The proposed method enhances Stable Diffusion's ability to prevent prompt manipulation in image generation. Columns show results with the same seed, and rows depict results with and without a Region map, all at a consistent size of 1920x1088.
With a general description prompt, by combining ControlNet and our methodology, images tailored to the users' needs can be created. Columns show results with the same seed, while rows illustrate results with and without a Region map.
Notice without method a lot of intances are missing.
Visualization of images generated with IP-Adapter, combining region maps and prompts. Each column shows results with the same seed and the same input in each row. The first row shows results without a region map, and the second row uses a region map. All results have the same resolution of 768x512.

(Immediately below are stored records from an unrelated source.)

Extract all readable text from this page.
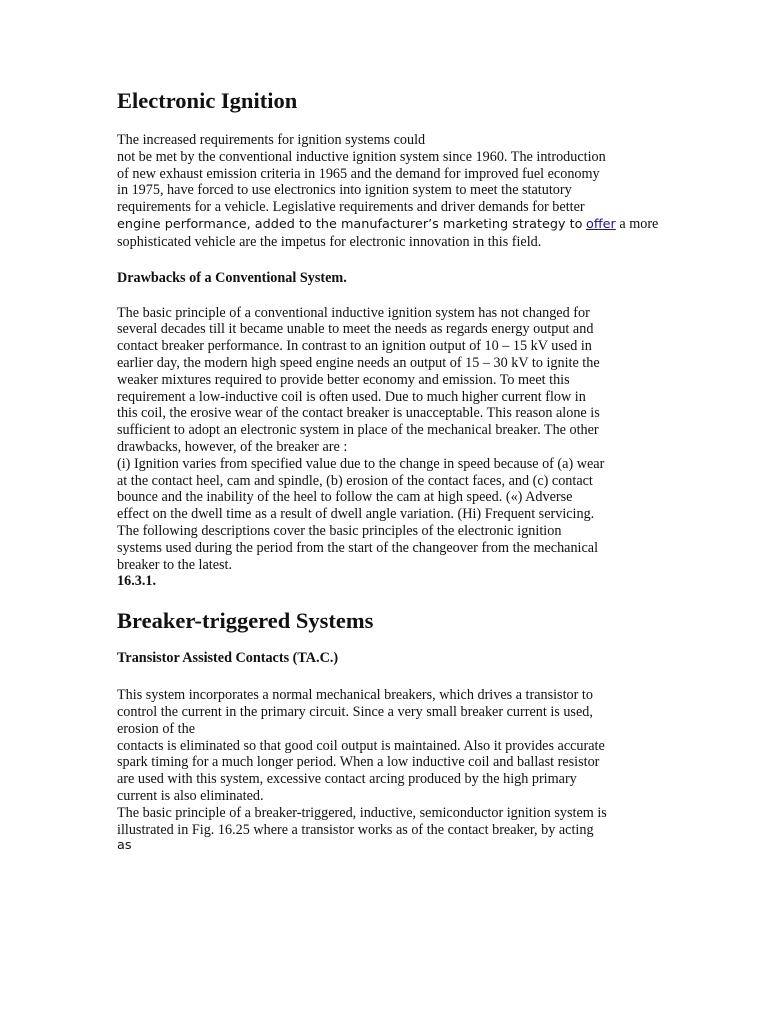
Electronic Ignition
The increased requirements for ignition systems could
not be met by the conventional inductive ignition system since 1960. The introduction
of new exhaust emission criteria in 1965 and the demand for improved fuel economy
in 1975, have forced to use electronics into ignition system to meet the statutory
requirements for a vehicle. Legislative requirements and driver demands for better
engine performance, added to the manufacturer’s marketing strategy to offer a more
sophisticated vehicle are the impetus for electronic innovation in this field.
Drawbacks of a Conventional System.
The basic principle of a conventional inductive ignition system has not changed for
several decades till it became unable to meet the needs as regards energy output and
contact breaker performance. In contrast to an ignition output of 10 – 15 kV used in
earlier day, the modern high speed engine needs an output of 15 – 30 kV to ignite the
weaker mixtures required to provide better economy and emission. To meet this
requirement a low-inductive coil is often used. Due to much higher current flow in
this coil, the erosive wear of the contact breaker is unacceptable. This reason alone is
sufficient to adopt an electronic system in place of the mechanical breaker. The other
drawbacks, however, of the breaker are :
(i) Ignition varies from specified value due to the change in speed because of (a) wear
at the contact heel, cam and spindle, (b) erosion of the contact faces, and (c) contact
bounce and the inability of the heel to follow the cam at high speed. («) Adverse
effect on the dwell time as a result of dwell angle variation. (Hi) Frequent servicing.
The following descriptions cover the basic principles of the electronic ignition
systems used during the period from the start of the changeover from the mechanical
breaker to the latest.
16.3.1.
Breaker-triggered Systems
Transistor Assisted Contacts (TA.C.)
This system incorporates a normal mechanical breakers, which drives a transistor to
control the current in the primary circuit. Since a very small breaker current is used,
erosion of the
contacts is eliminated so that good coil output is maintained. Also it provides accurate
spark timing for a much longer period. When a low inductive coil and ballast resistor
are used with this system, excessive contact arcing produced by the high primary
current is also eliminated.
The basic principle of a breaker-triggered, inductive, semiconductor ignition system is
illustrated in Fig. 16.25 where a transistor works as of the contact breaker, by acting
as
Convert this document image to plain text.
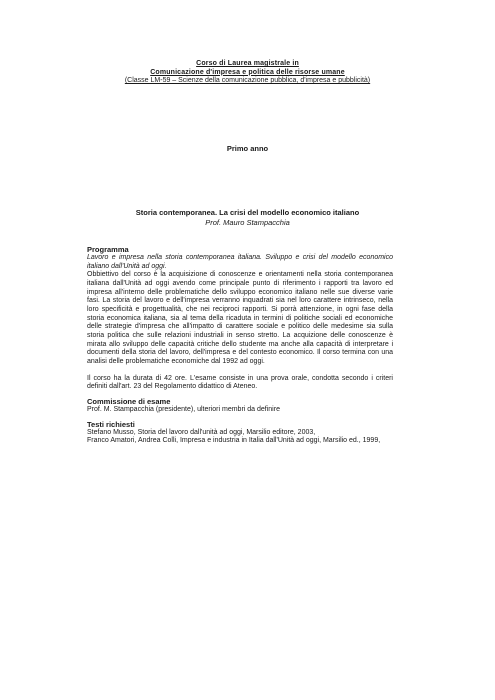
Corso di Laurea magistrale in
Comunicazione d'impresa e politica delle risorse umane
(Classe LM-59 – Scienze della comunicazione pubblica, d'impresa e pubblicità)
Primo anno
Storia contemporanea. La crisi del modello economico italiano
Prof. Mauro Stampacchia
Programma

Lavoro e impresa nella storia contemporanea italiana. Sviluppo e crisi del modello economico italiano dall'Unità ad oggi.

Obbiettivo del corso è la acquisizione di conoscenze e orientamenti nella storia contemporanea italiana dall'Unità ad oggi avendo come principale punto di riferimento i rapporti tra lavoro ed impresa all'interno delle problematiche dello sviluppo economico italiano nelle sue diverse varie fasi. La storia del lavoro e dell'impresa verranno inquadrati sia nel loro carattere intrinseco, nella loro specificità e progettualità, che nei reciproci rapporti. Si porrà attenzione, in ogni fase della storia economica italiana, sia al tema della ricaduta in termini di politiche sociali ed economiche delle strategie d'impresa che all'impatto di carattere sociale e politico delle medesime sia sulla storia politica che sulle relazioni industriali in senso stretto. La acquizione delle conoscenze è mirata allo sviluppo delle capacità critiche dello studente ma anche alla capacità di interpretare i documenti della storia del lavoro, dell'impresa e del contesto economico. Il corso termina con una analisi delle problematiche economiche dal 1992 ad oggi.

Il corso ha la durata di 42 ore. L'esame consiste in una prova orale, condotta secondo i criteri definiti dall'art. 23 del Regolamento didattico di Ateneo.

Commissione di esame

Prof. M. Stampacchia (presidente), ulteriori membri da definire

Testi richiesti

Stefano Musso, Storia del lavoro dall'unità ad oggi, Marsilio editore, 2003,

Franco Amatori, Andrea Colli, Impresa e industria in Italia dall'Unità ad oggi, Marsilio ed., 1999,
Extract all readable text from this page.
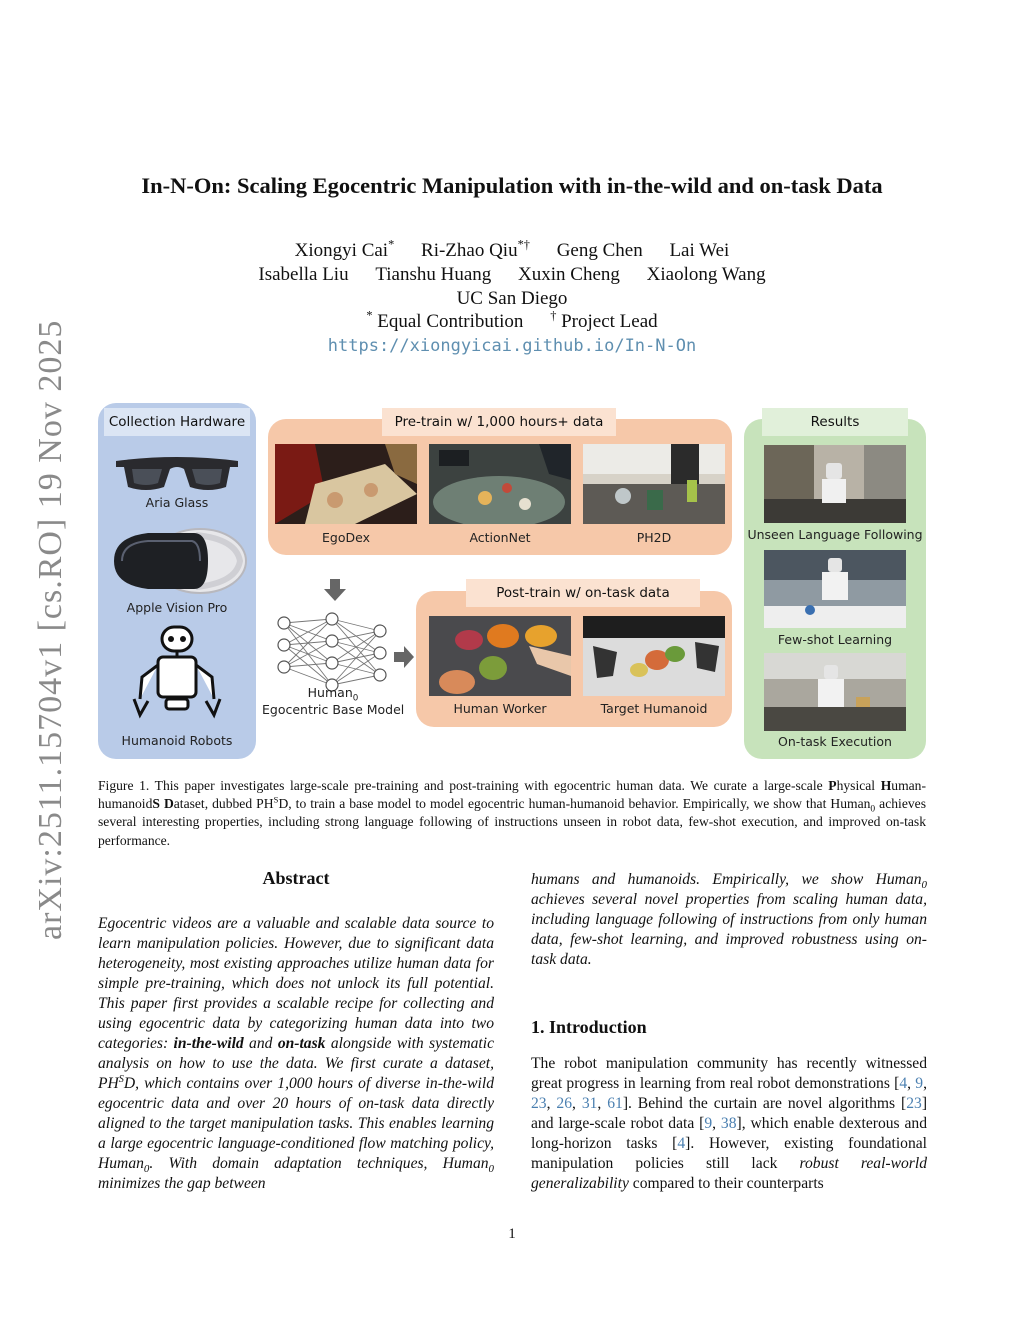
arXiv:2511.15704v1 [cs.RO] 19 Nov 2025
In-N-On: Scaling Egocentric Manipulation with in-the-wild and on-task Data
Xiongyi Cai* Ri-Zhao Qiu*† Geng Chen Lai Wei
Isabella Liu Tianshu Huang Xuxin Cheng Xiaolong Wang
UC San Diego
* Equal Contribution † Project Lead
https://xiongyicai.github.io/In-N-On
Collection Hardware
Aria Glass
Apple Vision Pro
Humanoid Robots
Pre-train w/ 1,000 hours+ data
EgoDex	ActionNet	PH2D
Human$_0$
Egocentric Base Model
Post-train w/ on-task data
Human Worker	Target Humanoid
Results
Unseen Language Following
Few-shot Learning
On-task Execution
Figure 1. This paper investigates large-scale pre-training and post-training with egocentric human data. We curate a large-scale Physical Human-humanoidS Dataset, dubbed $PH^SD$, to train a base model to model egocentric human-humanoid behavior. Empirically, we show that Human$_0$ achieves several interesting properties, including strong language following of instructions unseen in robot data, few-shot execution, and improved on-task performance.
Abstract
Egocentric videos are a valuable and scalable data source to learn manipulation policies. However, due to significant data heterogeneity, most existing approaches utilize human data for simple pre-training, which does not unlock its full potential. This paper first provides a scalable recipe for collecting and using egocentric data by categorizing human data into two categories: in-the-wild and on-task alongside with systematic analysis on how to use the data. We first curate a dataset, $PH^SD$, which contains over 1,000 hours of diverse in-the-wild egocentric data and over 20 hours of on-task data directly aligned to the target manipulation tasks. This enables learning a large egocentric language-conditioned flow matching policy, Human$_0$. With domain adaptation techniques, Human$_0$ minimizes the gap between
humans and humanoids. Empirically, we show Human$_0$ achieves several novel properties from scaling human data, including language following of instructions from only human data, few-shot learning, and improved robustness using on-task data.
1. Introduction
The robot manipulation community has recently witnessed great progress in learning from real robot demonstrations [4, 9, 23, 26, 31, 61]. Behind the curtain are novel algorithms [23] and large-scale robot data [9, 38], which enable dexterous and long-horizon tasks [4]. However, existing foundational manipulation policies still lack robust real-world generalizability compared to their counterparts
1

All generated images are used in the same configuration, except for the IPAdapter scale, a unique seed, and the same dimensions of 768x512. The object's region image describes the character's position in the picture. It can be observed that our method performs better than IPAdapter attention masking. "Regular" means that the images are generated in a normal way without applying masks to the objects.
- From the images generated with corresponding region maps, this method performs quite well across various cases and sizes of test images. However, due to its reliance on cross-attention refinement to highlight specific regions, there may be instances where it does not work optimally. For example, if the region of interest is relatively small or exhibits unusual characteristics, the model may fail to generate an appropriate image.
- Furthermore, if the positions of the objects are chosen by the user and the model has not been trained on those positions, it will not generate the desired images. In addition, to obtain the desired images, users need to set the input hyperparameters appropriately. If the hyperparameters are set too high, the generated images will be very poor, while if the hyperparameters are set too low, they will not meet the user's expectations.
To use our project, follow these installation steps:
git clone https://github.com/duongve13112002/DiffusionSpatialControl.git
cd DiffusionSpatialControl/source
pip install -r requirements.txt
For the convenience of using this method, we have implemented it on a simple web application using the Gradio library.
cd DiffusionSpatialControl/source
python app.py
We welcome contributions! Follow these steps to contribute to our project:
- Fork the repository
- Create a new branch:
git checkout -b feature/your-feature
- Make your changes and commit them:
git commit -m 'Add new feature'
- Push to the branch:
git push origin feature/your-feature
- Submit a pull request
This project is licensed under the Apache-2.0 License - see the LICENSE file for details.